It’s face time

“Knowing my father, he would not be in favor of an unconditional ceasefire. He would admit that the situation is serious, but not hopeless, because unlike in 1956, when there was no chance for Western help, today you can count on the support of NATO and the Western world.” This is what Judit Kopácsi, who lives in Toronto, said when asked by our paper. The daughter of Sándor Kopácsi, the former police chief of Budapest and the deputy commander-in-chief of the 1956 revolutionary national guard, answered our questions by e-mail.

– A responsible representative of the Hungarian government recently made a statement that the Soviet troops sent to crush the 1956 revolution should not have been confronted. According to your memories, what position did your father and his colleagues take on this issue?

– I can answer this with the words of Béla Király, who was my father’s superior in 1956 as commander-in-chief of the Revolutionary National Guard. After my parents emigrated, they spent a lot of time together, I often witnessed their conversations. And, of course, I collected and read a lot of literature and documents about this era. There was no universal resistance to Soviet aggression. The Soviet Union started an armed intervention against our country at dawn from October 30 to 31. The declaration of neutrality on November 1 was a consequence, not a cause, of the Soviet intervention – as a war without a declaration of war. This war sought to overthrow the legitimate Hungarian government. It was a war between socialist countries, since the overthrow of the socialist system was not included in the program of the revolution.

On November 3, 1956, the Hungarian-Soviet negotiations on the details of troop withdrawals were still in full swing in the Parliament, where the Soviet negotiators promised to stop the occupation.

Jutadomb was one of the few events in 1956 where the Hungarians – the soldiers of the 51st Air Defense Artillery Regiment led by Colonel János Mecséri and national guardsmen from Soroksár – successfully confronted the invading Soviet troops. On November 4, on the orders of Pál Maléter, the soldiers of the Esztergom Artillery Regiment closed the Soroksári road at Jutadomb, so that possible military movements would not disturb the negotiations with the Soviets in Tököl. Maléter and the Hungarian military delegation were arrested, and the Soviet military convoy left with them in the direction of Soroksár. The Ávós accompanying them noticed the gunners and opened fire on them. The Hungarian soldiers retaliated, as a result of which seven Soviet soldiers lost their lives. The Red Army attacked Hungary with 60,000 soldiers and 2,000 armored personnel carriers in Operation Whirlwind. The Russians lost 11 soldiers at Juta Hill. During the retaliation, the same number of Hungarian soldiers were sentenced to death.

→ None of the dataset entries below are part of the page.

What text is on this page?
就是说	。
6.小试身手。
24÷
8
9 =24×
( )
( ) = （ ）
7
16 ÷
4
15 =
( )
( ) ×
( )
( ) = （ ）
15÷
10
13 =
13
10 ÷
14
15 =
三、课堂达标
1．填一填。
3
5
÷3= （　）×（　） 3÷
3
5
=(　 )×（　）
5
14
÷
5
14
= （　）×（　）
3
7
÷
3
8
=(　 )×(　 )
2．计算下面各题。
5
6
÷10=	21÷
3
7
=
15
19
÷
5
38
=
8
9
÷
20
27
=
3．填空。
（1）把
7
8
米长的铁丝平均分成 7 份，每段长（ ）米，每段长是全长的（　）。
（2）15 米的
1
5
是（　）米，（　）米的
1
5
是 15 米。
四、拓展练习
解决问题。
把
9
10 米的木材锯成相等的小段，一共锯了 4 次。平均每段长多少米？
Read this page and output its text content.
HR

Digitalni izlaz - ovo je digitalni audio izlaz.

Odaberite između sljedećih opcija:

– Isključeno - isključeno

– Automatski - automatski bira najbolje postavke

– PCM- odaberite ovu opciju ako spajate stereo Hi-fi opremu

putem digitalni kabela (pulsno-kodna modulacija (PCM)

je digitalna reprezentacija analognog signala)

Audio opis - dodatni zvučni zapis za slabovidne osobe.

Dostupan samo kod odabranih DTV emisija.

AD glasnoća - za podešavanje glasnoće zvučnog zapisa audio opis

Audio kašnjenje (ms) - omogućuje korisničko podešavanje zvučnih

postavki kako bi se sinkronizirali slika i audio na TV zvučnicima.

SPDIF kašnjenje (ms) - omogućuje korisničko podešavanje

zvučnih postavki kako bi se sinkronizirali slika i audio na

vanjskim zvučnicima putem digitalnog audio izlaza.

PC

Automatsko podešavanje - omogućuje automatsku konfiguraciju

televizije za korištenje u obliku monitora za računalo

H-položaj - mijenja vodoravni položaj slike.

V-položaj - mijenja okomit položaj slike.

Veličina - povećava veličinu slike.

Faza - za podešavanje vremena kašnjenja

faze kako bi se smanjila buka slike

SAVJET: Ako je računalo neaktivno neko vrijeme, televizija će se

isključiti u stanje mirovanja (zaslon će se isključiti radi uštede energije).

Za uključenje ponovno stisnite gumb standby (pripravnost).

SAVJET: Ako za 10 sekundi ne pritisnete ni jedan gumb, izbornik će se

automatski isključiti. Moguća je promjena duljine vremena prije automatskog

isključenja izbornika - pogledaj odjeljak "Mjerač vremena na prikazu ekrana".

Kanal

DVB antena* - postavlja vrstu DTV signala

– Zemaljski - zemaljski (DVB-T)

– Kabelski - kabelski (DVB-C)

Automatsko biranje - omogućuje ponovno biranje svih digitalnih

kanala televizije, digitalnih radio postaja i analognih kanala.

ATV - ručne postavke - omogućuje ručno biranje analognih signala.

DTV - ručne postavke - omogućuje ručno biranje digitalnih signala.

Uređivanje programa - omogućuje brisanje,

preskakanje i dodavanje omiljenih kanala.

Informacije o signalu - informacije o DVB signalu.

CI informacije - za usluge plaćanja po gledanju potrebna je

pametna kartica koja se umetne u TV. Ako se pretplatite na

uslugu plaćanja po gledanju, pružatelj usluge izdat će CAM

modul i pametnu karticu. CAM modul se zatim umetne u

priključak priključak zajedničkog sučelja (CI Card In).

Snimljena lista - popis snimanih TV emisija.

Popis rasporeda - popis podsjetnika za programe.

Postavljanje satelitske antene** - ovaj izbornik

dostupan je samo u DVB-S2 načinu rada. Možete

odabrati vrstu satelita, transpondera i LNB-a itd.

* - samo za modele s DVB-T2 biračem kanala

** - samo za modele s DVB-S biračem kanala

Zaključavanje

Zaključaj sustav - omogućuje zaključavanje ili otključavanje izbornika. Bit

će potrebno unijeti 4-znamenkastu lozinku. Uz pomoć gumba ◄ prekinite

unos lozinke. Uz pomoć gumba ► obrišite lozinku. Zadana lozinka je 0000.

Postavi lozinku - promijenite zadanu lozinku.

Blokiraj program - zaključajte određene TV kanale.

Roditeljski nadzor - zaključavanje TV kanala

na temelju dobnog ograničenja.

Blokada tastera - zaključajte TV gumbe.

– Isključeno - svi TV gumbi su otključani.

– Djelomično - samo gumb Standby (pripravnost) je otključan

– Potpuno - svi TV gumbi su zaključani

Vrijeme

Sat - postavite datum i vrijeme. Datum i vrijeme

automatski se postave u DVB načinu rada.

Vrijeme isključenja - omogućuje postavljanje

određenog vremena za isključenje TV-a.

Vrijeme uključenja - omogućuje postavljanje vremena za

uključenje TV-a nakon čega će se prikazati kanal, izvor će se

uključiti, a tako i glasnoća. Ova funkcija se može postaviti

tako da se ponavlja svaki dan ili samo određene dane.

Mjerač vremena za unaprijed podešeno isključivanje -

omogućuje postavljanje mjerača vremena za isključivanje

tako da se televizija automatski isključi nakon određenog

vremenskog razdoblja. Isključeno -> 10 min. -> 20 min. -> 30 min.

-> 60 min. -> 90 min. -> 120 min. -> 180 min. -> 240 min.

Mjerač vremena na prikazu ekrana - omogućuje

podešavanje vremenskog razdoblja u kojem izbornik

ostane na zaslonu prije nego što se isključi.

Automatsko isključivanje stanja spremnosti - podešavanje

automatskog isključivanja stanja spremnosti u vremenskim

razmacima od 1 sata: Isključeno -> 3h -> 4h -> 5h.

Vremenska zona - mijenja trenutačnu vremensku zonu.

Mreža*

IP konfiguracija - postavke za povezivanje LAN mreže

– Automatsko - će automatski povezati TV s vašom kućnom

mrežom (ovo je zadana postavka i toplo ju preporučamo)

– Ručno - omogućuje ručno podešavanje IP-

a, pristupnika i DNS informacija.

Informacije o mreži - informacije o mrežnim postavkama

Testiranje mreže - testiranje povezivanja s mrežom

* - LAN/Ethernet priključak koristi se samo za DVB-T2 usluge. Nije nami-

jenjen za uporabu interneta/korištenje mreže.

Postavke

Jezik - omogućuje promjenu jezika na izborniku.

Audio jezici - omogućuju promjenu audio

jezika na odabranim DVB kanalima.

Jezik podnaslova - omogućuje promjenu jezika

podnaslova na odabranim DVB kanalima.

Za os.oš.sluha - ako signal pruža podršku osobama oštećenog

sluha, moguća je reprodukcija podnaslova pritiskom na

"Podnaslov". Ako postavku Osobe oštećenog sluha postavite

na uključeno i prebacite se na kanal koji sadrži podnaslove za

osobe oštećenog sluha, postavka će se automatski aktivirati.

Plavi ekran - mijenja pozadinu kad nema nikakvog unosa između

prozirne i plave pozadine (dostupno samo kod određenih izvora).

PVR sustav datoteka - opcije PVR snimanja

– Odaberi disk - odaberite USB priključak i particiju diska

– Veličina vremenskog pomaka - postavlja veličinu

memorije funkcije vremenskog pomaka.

On November 4, Imre Nagy, assessing the balance of power, did not order resistance. Agreeing with Béla Király, my father acknowledged that there was no way to defend against such an overwhelming force. As patriots, they faced the facts and refused to cause more victims with unnecessary bloodshed. But I consider it extremely important to point out that the events in 1956, both in the countries occupied by the Soviets and in the Middle East, were controlled by the narrowest Soviet leadership, and it was only in the interest of the Soviet Union to provoke a seemingly bloody Hungarian “counter-revolution” at the same time as the Suez crisis. , which he was then able to suppress with enormous force, citing the Warsaw Pact, thereby demonstrating his military power to the world.

This reminds me of the story when Móricka kills her father and mother so that she can attend the Sunday dinner organized for the orphans. Because the idea of ​​the Hungarian revolution had not even been born when the Soviets already decided our fate a year earlier and artificially provoked atrocities. In the majority of cases, Imre Nagy’s government could only delay the events, such as in October 1956, when my father played the role of a firefighter, extinguishing one flare-up after another. On October 25, he dispersed a crowd outraged by the atrocity in front of the Parliament in front of the Deák square headquarters alone, with kind words, and on October 30 he also offered his help to Imre Mező during the fights in Köztársaság tér, which was rudely rejected.

I think it is time to face the past and realize what the three main issues were for the Soviet Union in 1956: the pre-emptive strike on the Soviet side to the West, then Suez, the encirclement operation that precedes the main strike, and the Hungarian case, which also gave the Soviet Union an opportunity to “rush to the aid” of another socialist state in Hungary and other socialist countries for the sake of the Warsaw Pact, to recognize its military hegemony, and at the same time to demonstrate its military superiority to the West.

However, this manipulation emphasizes even more how immoral and cynical the mass trials enforced by the Soviet government and the Kádár regime after the “counter-revolution”, where thousands of innocent people were held responsible for actions they could not even dream of committing. Because the real culprits, the provocateurs, were never named or held accountable. Knowing this, I do not understand how a representative of the current government could allow himself to make such an irresponsible statement that seriously harms Hungarian interests.